Pep Llopis grew up in the town of Lliria in the province of Valencia. He was fascinated by music as a child, and listened to local bands that would adapt classical pieces. With the advent of The Beatles in the 1960s, he came to love pop and rock ‘n’ roll, and with the classical knowledge he’d acquired studying piano at the Valencia Conservatory, he began to play in bands himself.
“I played in groups making versions of the successes of the moment, until I needed to compose. It was a creative necessity,” Pep says. “I commenced to compose my own music for the scene and for my concerts. Those first sound references took body in my compositions. I think that from the mix of classical and pop was born my inclination towards a music that had no barriers, and could combine the richest of both.”
He formed the band Cotó-en-Pèl in 1976. They would draw inspiration from the most ambitious progressive rock of the era, from King Crimson to Yes. In Pep’s solo compositions, though, can be heard echoes of ambient and minimalist masters.
“I was very interested in classical musicians like Karlheinz Stockhausen who approached the modes and sounds of pop and Oriental traditional music, and also others like Brian Eno that broke with the strict molds of pop to create new sound fields.”
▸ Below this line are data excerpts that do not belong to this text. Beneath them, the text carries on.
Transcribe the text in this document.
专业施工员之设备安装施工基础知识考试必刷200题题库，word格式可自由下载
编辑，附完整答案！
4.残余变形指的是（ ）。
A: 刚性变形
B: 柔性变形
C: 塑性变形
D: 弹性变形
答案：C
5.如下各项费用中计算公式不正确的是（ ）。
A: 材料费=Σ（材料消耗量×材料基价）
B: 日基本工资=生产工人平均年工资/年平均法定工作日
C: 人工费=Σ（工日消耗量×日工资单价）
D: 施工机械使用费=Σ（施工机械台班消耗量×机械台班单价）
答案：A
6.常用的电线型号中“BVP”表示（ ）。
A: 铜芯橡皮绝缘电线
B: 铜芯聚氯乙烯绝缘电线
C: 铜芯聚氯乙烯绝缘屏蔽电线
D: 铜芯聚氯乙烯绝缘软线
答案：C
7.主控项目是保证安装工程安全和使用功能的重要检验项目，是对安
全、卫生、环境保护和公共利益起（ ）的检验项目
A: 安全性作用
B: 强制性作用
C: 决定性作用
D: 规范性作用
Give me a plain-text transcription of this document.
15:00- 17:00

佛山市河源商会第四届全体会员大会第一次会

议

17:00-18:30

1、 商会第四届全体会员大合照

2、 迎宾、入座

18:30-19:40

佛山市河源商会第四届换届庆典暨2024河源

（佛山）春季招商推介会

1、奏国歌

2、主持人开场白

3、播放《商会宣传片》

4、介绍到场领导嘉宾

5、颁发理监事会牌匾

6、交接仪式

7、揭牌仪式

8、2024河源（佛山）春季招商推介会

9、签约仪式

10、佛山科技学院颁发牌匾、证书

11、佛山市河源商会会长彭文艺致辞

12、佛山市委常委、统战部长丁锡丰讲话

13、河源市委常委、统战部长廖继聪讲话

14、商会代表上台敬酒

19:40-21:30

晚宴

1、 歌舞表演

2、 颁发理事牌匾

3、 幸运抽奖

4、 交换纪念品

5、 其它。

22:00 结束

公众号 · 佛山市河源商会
Steve Reich (and other American minimalists) looms large as an influence upon Poiemusia. “At the time I drank as much as I could of the minimalist American stream, from La Monte Young, Steve Reich and Philip Glass. It is clear that the central part of ‘El Vell Rei de la Serp’ is a tribute to Steve Reich,” he says.
That Poiemusia La Nau Dels Argonautes will now reach more listeners than ever is a source of delight for Pep. He views the increased sophistication of reissue culture (when carried out by impassioned individuals and independent labels) as a positive development.
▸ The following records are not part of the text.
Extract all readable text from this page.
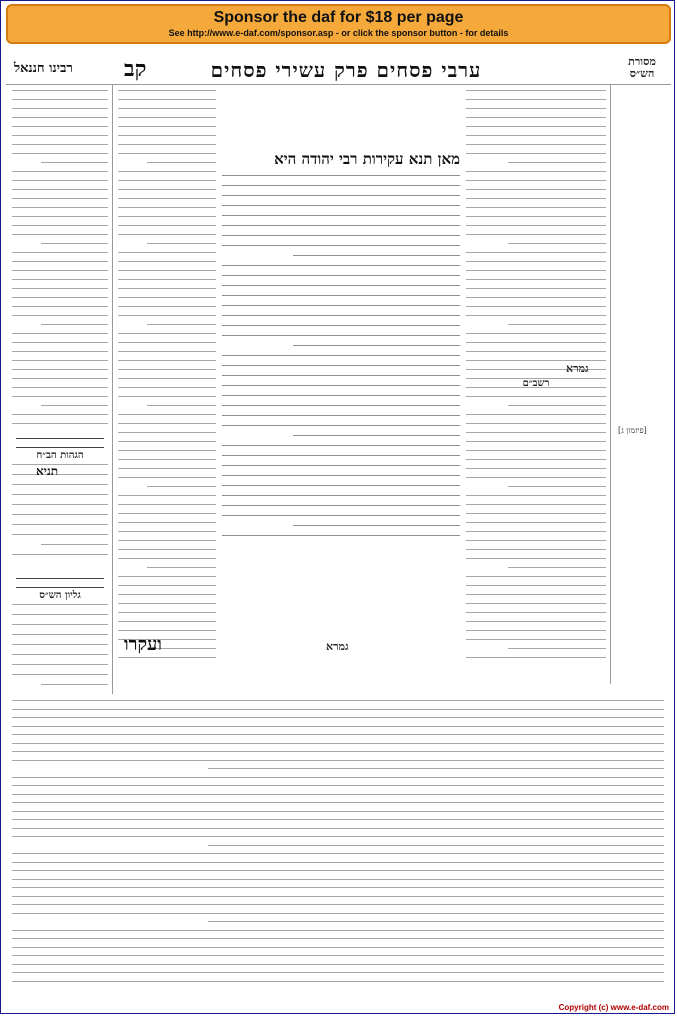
Sponsor the daf for $18 per page
See http://www.e-daf.com/sponsor.asp - or click the sponsor button - for details
מסורת
הש״ס
ערבי פסחים פרק עשירי פסחים
קב
רבינו חננאל
רשב״ם
גמרא
[פיזמון ג]
ועקרו
מאן תנא עקירות רבי יהודה היא
גמרא
הגהות הב״ח
תניא
גליון הש״ס
Copyright (c) www.e-daf.com
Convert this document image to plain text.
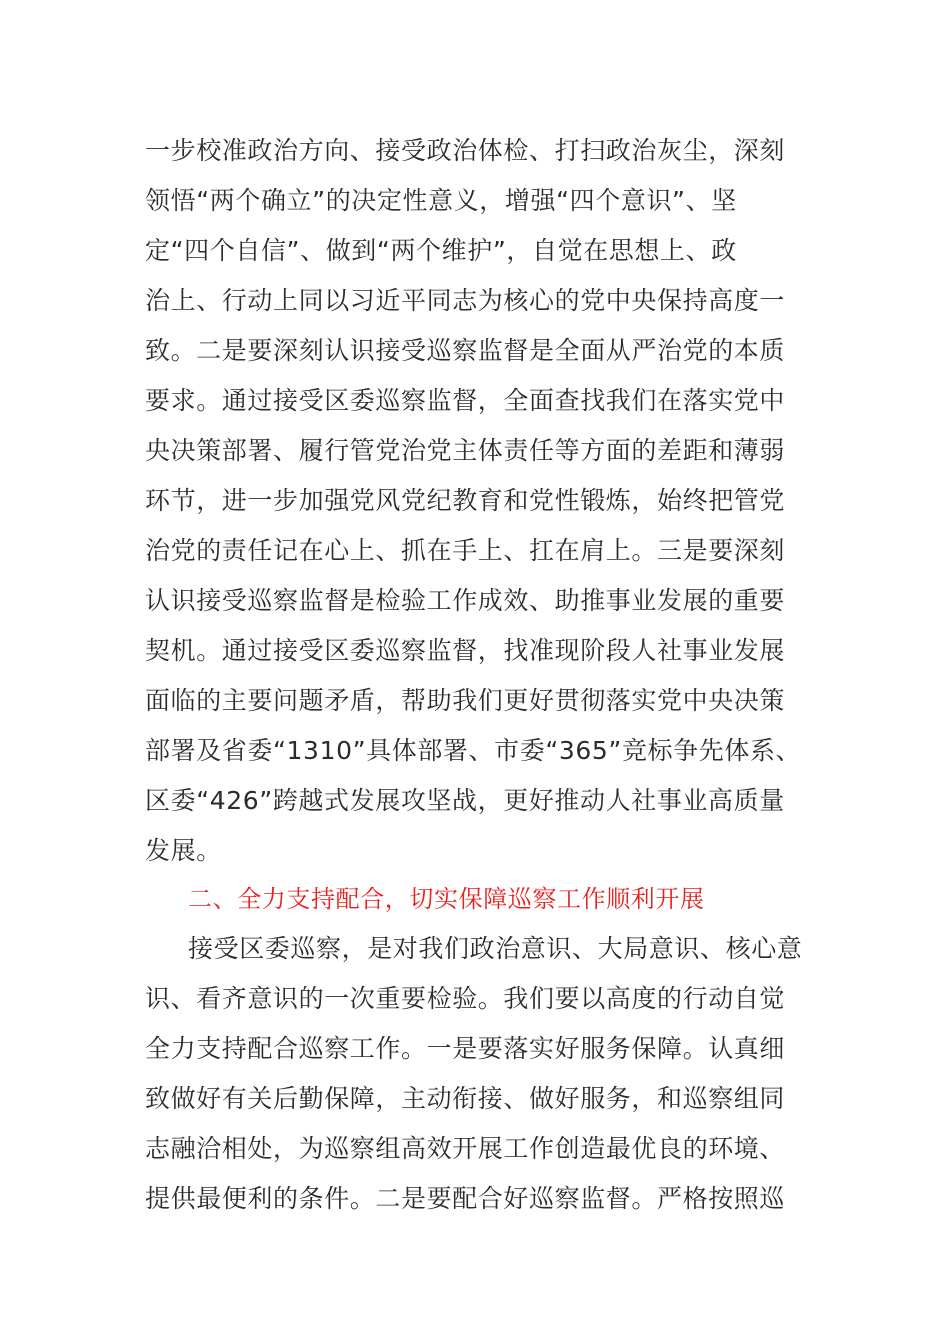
一步校准政治方向、接受政治体检、打扫政治灰尘，深刻
领悟“两个确立”的决定性意义，增强“四个意识”、坚
定“四个自信”、做到“两个维护”，自觉在思想上、政
治上、行动上同以习近平同志为核心的党中央保持高度一
致。二是要深刻认识接受巡察监督是全面从严治党的本质
要求。通过接受区委巡察监督，全面查找我们在落实党中
央决策部署、履行管党治党主体责任等方面的差距和薄弱
环节，进一步加强党风党纪教育和党性锻炼，始终把管党
治党的责任记在心上、抓在手上、扛在肩上。三是要深刻
认识接受巡察监督是检验工作成效、助推事业发展的重要
契机。通过接受区委巡察监督，找准现阶段人社事业发展
面临的主要问题矛盾，帮助我们更好贯彻落实党中央决策
部署及省委“1310”具体部署、市委“365”竞标争先体系、
区委“426”跨越式发展攻坚战，更好推动人社事业高质量
发展。
二、全力支持配合，切实保障巡察工作顺利开展
接受区委巡察，是对我们政治意识、大局意识、核心意
识、看齐意识的一次重要检验。我们要以高度的行动自觉
全力支持配合巡察工作。一是要落实好服务保障。认真细
致做好有关后勤保障，主动衔接、做好服务，和巡察组同
志融洽相处，为巡察组高效开展工作创造最优良的环境、
提供最便利的条件。二是要配合好巡察监督。严格按照巡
“I think it is commendable work by all those people and record labels that have the courage to undertake these reissues,” he says. “The works are born again, come back to life and are revalued. I am not referring to the economic aspect, but to the cultural aspect. At this point the broadcast channels are infinitely superior to those we had in the past, and this offers the possibility that many more people have access to the works.”
Music is still Pep’s great love. He’s currently working on two film soundtracks and a stage production, and recently won a Premio MAX award for Best Musical Composition For a Stage Show, after collaborating with dance company Ananda Dansa (with whom he has enjoyed a relationship since 1984). Poiemusia will be in more homes and minds than ever before, and seems to have helped fuel Pep’s fire. “Although I have composed many works, I do not think I will stop doing it. I hope to continue winding up my mind and my instruments for a long time.”